Uno de los resultados de las elecciones de octubre de 1998 en Brasil ya es previsible. La presencia femenina en la Cámara de Diputados federal y en las asambleas legislativas de los estados se ampliará.
Por primera vez en comicios de esta naturaleza, se aplicarán las cuotas que aseguran mayor participación femenina.
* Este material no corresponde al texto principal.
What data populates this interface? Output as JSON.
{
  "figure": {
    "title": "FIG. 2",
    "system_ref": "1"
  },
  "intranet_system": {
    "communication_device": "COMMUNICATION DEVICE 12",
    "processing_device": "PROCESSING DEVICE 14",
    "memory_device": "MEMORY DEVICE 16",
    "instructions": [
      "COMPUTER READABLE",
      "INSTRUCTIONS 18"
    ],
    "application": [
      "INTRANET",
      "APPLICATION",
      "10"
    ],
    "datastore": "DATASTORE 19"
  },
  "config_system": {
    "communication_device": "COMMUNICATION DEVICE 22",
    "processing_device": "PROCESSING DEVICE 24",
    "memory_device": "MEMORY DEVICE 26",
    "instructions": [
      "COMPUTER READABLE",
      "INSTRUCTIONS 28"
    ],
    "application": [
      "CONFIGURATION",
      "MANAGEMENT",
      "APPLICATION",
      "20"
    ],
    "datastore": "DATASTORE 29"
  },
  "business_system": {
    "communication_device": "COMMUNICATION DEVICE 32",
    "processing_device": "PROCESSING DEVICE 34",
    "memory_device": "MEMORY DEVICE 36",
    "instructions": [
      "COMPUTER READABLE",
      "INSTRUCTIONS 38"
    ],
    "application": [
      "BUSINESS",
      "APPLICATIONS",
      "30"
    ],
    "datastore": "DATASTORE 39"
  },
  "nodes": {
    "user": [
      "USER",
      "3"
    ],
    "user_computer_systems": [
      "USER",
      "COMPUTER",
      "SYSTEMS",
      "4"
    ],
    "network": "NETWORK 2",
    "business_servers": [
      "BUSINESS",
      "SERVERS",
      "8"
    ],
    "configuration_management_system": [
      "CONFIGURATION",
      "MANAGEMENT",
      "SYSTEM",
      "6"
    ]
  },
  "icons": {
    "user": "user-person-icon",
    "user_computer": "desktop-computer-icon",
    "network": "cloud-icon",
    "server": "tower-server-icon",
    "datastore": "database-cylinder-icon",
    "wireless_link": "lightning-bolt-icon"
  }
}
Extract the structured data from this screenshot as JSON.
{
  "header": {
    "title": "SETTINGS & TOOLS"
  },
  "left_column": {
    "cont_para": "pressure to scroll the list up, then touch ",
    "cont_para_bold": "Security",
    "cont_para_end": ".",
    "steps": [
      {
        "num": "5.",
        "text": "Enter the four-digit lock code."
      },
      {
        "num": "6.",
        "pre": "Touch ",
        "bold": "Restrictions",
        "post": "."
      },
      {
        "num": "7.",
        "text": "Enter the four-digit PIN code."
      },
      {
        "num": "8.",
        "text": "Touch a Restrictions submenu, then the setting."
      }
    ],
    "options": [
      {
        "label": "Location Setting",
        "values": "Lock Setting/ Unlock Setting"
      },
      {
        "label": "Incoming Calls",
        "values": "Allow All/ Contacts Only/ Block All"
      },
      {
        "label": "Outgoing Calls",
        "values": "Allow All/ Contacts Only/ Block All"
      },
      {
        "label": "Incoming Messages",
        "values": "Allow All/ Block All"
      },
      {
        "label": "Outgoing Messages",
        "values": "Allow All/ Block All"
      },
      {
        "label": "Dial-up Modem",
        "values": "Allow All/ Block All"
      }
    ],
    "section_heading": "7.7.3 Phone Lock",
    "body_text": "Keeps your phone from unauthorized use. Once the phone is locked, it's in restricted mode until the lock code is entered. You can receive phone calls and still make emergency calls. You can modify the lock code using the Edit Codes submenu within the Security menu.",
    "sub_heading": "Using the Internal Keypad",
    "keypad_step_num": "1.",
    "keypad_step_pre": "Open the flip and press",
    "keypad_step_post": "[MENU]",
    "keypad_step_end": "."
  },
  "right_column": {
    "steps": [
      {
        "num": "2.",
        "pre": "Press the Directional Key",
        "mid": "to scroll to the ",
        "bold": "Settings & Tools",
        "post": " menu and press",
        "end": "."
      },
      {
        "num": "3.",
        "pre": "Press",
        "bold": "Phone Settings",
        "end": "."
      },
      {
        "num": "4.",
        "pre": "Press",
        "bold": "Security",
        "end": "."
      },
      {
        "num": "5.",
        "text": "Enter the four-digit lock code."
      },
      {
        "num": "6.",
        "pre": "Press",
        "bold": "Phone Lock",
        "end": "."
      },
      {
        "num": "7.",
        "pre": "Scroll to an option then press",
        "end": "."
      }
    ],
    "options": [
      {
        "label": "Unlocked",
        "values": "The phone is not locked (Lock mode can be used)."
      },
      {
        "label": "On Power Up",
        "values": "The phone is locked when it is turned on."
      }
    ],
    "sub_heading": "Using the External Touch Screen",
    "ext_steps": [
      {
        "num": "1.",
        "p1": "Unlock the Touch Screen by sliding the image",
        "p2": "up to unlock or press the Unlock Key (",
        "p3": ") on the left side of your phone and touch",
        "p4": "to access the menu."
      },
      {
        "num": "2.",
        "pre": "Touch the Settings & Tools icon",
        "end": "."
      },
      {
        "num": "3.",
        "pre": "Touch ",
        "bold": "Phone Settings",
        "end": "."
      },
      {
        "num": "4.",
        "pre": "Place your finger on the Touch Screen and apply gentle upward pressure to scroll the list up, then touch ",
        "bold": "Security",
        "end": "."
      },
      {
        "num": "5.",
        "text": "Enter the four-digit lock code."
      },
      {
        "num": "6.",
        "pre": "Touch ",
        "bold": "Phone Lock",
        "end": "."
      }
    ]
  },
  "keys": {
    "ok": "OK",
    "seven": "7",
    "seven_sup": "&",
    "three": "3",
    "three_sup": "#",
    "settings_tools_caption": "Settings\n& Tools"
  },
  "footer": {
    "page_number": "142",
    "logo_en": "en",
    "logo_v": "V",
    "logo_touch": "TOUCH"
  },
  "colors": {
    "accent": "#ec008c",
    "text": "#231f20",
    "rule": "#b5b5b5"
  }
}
Los partidos están obligados a presentar por lo menos 25 por ciento de mujeres entre sus candidatos parlamentarios.
Una experiencia anterior con ese mecanismo, en las elecciones municipales de 1996, permitió a las mujeres elevar a 11,14 por ciento su representación en los concejos del país, impulsada por una cuota de 20 por ciento. En el período anterior ellas eran solo 7,58 por ciento del total de concejales.
Las cuotas aceleran una tendencia registrada desde la década pasada en Brasil, de aumento de la parte femenina en el poder político, en especial en el legislativo.
Las mujeres brasileñas ganaron derechos políticos en 1932, antes que en muchos países más desarrollados, como Argentina, pero en pocas legislaturas ellas lograron más de una solitaria representante en la Cámara de Diputados o en el Senado.
En el total de parlamentarios desde que Brasil se convirtió en una república en 1889 hasta ahora, la participación femenina se limitó a 0,88 por ciento, según Maria Aparecida de Oliveira, cientista política que investigó el asunto.
Pero esa realidad empezó a cambiar en 1978, cuando se eligieron cuatro diputadas, cantidad que se duplicó en las elecciones siguientes, en 1982. Cuatro años después fue el "gran salto", pues resultaron electas 26 diputadas, más de cinco por ciento de la Cámara.
En las elecciones de 1990, el número subió a 29.
El parlamento resultante de los comicios de 1994 cuenta con 39 diputadas en un total de 513 y seis senadoras en 81. Es decir que solo 7,6 por ciento de los congresistas son mujeres.
La diputada Marta Suplicy, líder de la lucha por las cuotas electorales, recuerda con frecuencia la proyección de Naciones Unidas según la cual, al ritmo actual, solo dentro de 400 años se alcanzará el equilibrio de género en los parlamentos del mundo.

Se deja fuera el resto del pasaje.